Für die schnelleren Gewebe mag das vorgestellte Verfahren ja noch funktionieren, für die langsameren aber kaum. Denn wenn man auch im Tiefenbereich von 9 bis 3 Meter Wassertiefe mit der gleichen Rate auftaucht wie in  den unteren Bereichen, bekommen diese langsamen Gewebe m. E. nicht ausreichend Zeit zur Entsättigung. Dies insbesondere dann, wenn man berücksichtigt, dass sich diese langsamen Gewebe während des verzögerten Auftauchens noch weiter aufsättigen.

Die Entsättigung der Gewebe erfolgt immer in der Art, dass das Tiefenprofil beim Austauchen einer Exponenzialfunktion folgt. Diese flacht zum Ende hin immer weiter ab, wie das Exponenzialfunktionen eben so zu tun pflegen. Dadurch endet die Dekompressionsphase mit der Tiefe "0 Meter" und dem dieser Tiefe vorgeschalteten längsten Dekostopp. Dies ist der Tatsache geschuldet, dass Gewebe mit langen Halbwertszeiten eben länger entsättigen müssen. Daher verlängern sich bei der Bühlmanndekompression (auf der die Deco2000 aufbaut) die Dekompressionsstopps bei jeder niedrigeren Dekompressionsstufe.

Würde man die GUE-Dekompression anwenden, müssten alle Gewebe als Voraussetzung in etwa gleiche Halbwertszeiten aufweisen, es müsste also statt einer quadratischen Funktion eine lineare Funktion der Gewebehalbwertszeiten vorliegen. Und das ist bekanntermaßen nicht der Fall. Im Gegenteil: Die Halbwertszeiten (HWZen) der Kompartimente unterliegen einer quadratischen Funktion:

(C) Peter Rachow
Natürlich könnte man nun einwenden, dass es sich nur um Beispielgewebe handelt und die Auswahl der HWZen eben quadratisch angelegt sei. Aber die Übersättigungskonstanten (a- und b-Werte) nach Bühlmann folgen in jedem Falle der Funktion einer 2. bzw. 3. Wurzel:

(C) Peter Rachow (C) Peter Rachow
 
Mit "linear" hat das also alles nichts zu tun.

Insofern denke ich, dass diese Art der Dekompression den Gegebenheiten im menschlichen Organismus zuwider läuft.

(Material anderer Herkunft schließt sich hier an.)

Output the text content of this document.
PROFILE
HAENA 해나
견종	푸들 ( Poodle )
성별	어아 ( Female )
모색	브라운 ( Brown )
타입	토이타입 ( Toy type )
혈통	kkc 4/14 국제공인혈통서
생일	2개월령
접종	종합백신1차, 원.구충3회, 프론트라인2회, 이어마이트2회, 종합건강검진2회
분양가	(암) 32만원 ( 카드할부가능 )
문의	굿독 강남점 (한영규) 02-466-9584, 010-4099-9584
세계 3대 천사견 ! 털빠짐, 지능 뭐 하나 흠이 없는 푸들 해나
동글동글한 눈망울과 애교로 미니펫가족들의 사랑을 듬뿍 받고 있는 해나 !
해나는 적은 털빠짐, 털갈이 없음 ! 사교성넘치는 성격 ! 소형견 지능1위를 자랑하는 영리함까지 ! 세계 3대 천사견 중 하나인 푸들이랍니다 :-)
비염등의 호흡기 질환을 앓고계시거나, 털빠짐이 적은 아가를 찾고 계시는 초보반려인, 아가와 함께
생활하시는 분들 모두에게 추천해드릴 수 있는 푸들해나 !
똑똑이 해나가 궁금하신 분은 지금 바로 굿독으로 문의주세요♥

Das Problem dabei m. E.  weiterhin, dass die angenommene Durchschnittstiefe wahrscheinlich gar nicht die reale Durchschnittstiefe ist, es sei denn man hat einen Tauchcomputer, der die exakte Durchschnittstiefe anzeigt. Und wenn der GUE-Taucher nur den Mittelwert zwischen Maximaler Tiefe und 0 Metern errechnet, macht er eben den Fehler die Zeit, die er auf Tiefe verbracht hat, vollkommen zu vernachlässigen. Denn Dekompression ist eine Funktion aus Tiefe UND Zeit.